Except it really isn't a "Southern thing", as both Ruth Bader Ginsburg (born and raised in NYC) and Kentaji Brown Jackson (born in DC) apparently did it. I think it may be more common in the South for people to assume women have done this, as, like I mentioned earlier, I saw my mother's name written both ways growing up, using her legal middle name (she didn't change it legally to her maiden name) and her maiden name used as a middle name.

Not talking about women. Re-read what I wrote
 
Except it really isn't a "Southern thing", as both Ruth Bader Ginsburg (born and raised in NYC) and Kentaji Brown Jackson (born in DC) apparently did it. I think it may be more common in the South for people to assume women have done this, as, like I mentioned earlier, I saw my mother's name written both ways growing up, using her legal middle name (she didn't change it legally to her maiden name) and her maiden name used as a middle name.
I see it less as a regional thing and more of a status thing. That is to say, when a woman has a certain status, she will tend to keep her maiden name and combine it with her married name.
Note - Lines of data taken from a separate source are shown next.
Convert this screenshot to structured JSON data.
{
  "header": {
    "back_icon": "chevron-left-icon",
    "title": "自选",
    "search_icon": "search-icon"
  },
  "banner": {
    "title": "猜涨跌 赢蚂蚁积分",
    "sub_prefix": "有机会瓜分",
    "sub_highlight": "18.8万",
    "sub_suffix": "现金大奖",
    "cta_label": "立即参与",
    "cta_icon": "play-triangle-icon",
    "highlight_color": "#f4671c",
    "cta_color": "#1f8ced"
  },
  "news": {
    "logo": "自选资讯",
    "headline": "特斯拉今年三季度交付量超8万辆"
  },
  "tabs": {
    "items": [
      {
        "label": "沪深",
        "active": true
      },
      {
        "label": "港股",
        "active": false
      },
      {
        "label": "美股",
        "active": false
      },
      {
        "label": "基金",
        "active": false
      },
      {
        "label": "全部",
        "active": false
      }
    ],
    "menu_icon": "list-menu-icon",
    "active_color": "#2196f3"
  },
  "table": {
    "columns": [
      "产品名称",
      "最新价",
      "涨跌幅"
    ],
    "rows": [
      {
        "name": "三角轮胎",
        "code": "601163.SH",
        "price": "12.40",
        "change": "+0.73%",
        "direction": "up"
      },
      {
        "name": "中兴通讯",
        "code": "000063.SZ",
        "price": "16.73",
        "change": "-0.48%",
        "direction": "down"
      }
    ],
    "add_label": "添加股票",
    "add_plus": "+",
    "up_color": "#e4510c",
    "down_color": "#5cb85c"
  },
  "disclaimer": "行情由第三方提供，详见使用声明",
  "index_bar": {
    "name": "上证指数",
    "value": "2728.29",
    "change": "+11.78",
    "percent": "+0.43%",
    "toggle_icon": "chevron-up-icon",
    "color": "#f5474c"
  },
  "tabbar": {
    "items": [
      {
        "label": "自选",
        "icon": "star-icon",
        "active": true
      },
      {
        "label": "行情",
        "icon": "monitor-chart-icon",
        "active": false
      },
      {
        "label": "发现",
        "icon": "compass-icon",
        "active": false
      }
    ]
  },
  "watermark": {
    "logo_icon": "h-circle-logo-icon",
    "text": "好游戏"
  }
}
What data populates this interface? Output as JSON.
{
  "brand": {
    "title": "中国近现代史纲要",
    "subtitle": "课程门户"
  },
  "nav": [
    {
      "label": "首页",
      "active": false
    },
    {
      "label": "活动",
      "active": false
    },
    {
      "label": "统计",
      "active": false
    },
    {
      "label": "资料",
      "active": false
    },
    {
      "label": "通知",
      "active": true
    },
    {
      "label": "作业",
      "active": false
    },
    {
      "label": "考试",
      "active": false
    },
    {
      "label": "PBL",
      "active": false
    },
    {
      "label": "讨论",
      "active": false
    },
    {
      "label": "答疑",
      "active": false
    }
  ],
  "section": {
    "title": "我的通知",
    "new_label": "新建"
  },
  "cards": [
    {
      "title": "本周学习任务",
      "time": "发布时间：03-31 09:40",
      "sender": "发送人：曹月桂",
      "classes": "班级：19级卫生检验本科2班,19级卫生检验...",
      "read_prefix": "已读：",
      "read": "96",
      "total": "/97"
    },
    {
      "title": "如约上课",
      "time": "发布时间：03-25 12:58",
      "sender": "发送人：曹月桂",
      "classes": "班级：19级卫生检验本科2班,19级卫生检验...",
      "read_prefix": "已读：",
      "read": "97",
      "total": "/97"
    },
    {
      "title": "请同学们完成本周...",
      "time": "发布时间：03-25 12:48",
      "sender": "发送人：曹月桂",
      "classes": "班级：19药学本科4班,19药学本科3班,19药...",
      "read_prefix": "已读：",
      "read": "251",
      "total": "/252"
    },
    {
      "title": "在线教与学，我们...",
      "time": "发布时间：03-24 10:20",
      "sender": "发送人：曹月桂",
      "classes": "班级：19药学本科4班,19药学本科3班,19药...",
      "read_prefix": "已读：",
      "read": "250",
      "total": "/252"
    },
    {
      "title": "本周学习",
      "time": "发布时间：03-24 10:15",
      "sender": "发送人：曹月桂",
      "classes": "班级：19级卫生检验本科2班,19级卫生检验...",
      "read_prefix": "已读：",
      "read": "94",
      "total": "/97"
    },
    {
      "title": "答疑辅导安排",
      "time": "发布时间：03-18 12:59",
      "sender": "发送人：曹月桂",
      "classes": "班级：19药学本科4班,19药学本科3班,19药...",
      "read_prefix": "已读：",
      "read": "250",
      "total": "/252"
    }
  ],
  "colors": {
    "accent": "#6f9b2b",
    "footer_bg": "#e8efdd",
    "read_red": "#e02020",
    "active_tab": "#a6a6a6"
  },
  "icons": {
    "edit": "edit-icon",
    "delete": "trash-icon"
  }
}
The two you mentioned come to mind, as does Amy Coney Barrett (who tbf was born in Louisiana and spent much of her life there).
 
Not talking about women. Re-read what I wrote
But the OP was, and as surnames, then he claimed that it was something that moved on to children (something I've never seen happen when a woman moved her maiden name to her middle name though). The only time I've seen a child's name hyphenated is when the parents decided to do that, and normally it wasn't because the woman moved her maiden name to middle, as the OP suggested, but rather when she kept her own and the parents wanted both lineages recognized. I've maybe seen this once or twice in real life (there were a few in the military) and it was discussed on Friends in the first season while Ross was discussing baby names with Susan and Carol and they said the baby was going to have Willick-Bunch and Ross wanted to be added there, so "Geller-Willick-Bunch".
 
This isn't related to your OP, though. Married women who hyphenate names isn't a Southern tradition, as far as I know. In fact it seems to be more of a non-Southern thing.

But what you're referring to in this post is the very Southern tradition of children using the surname on the mother's side of the family as either first or middle name. Sometimes it can be a paternal or maternal grandparent lineage as well. For example, let's say an Alabama couple has a boy named Jefferson Jackson Smith. Smith's the father's surname. Jackson's the mother's maiden name. Jefferson might be in reference to a grand/great grand parent on either side. But he'd go through life being called Jeff or Jack Smith.

Another Southern tradition, of course, is to give the kid, especially boys, a hand-me-down name. Jefferson Jackson Smith Jr., III, IV...
Thanks. Everyone seems to be hung up on the tradition part.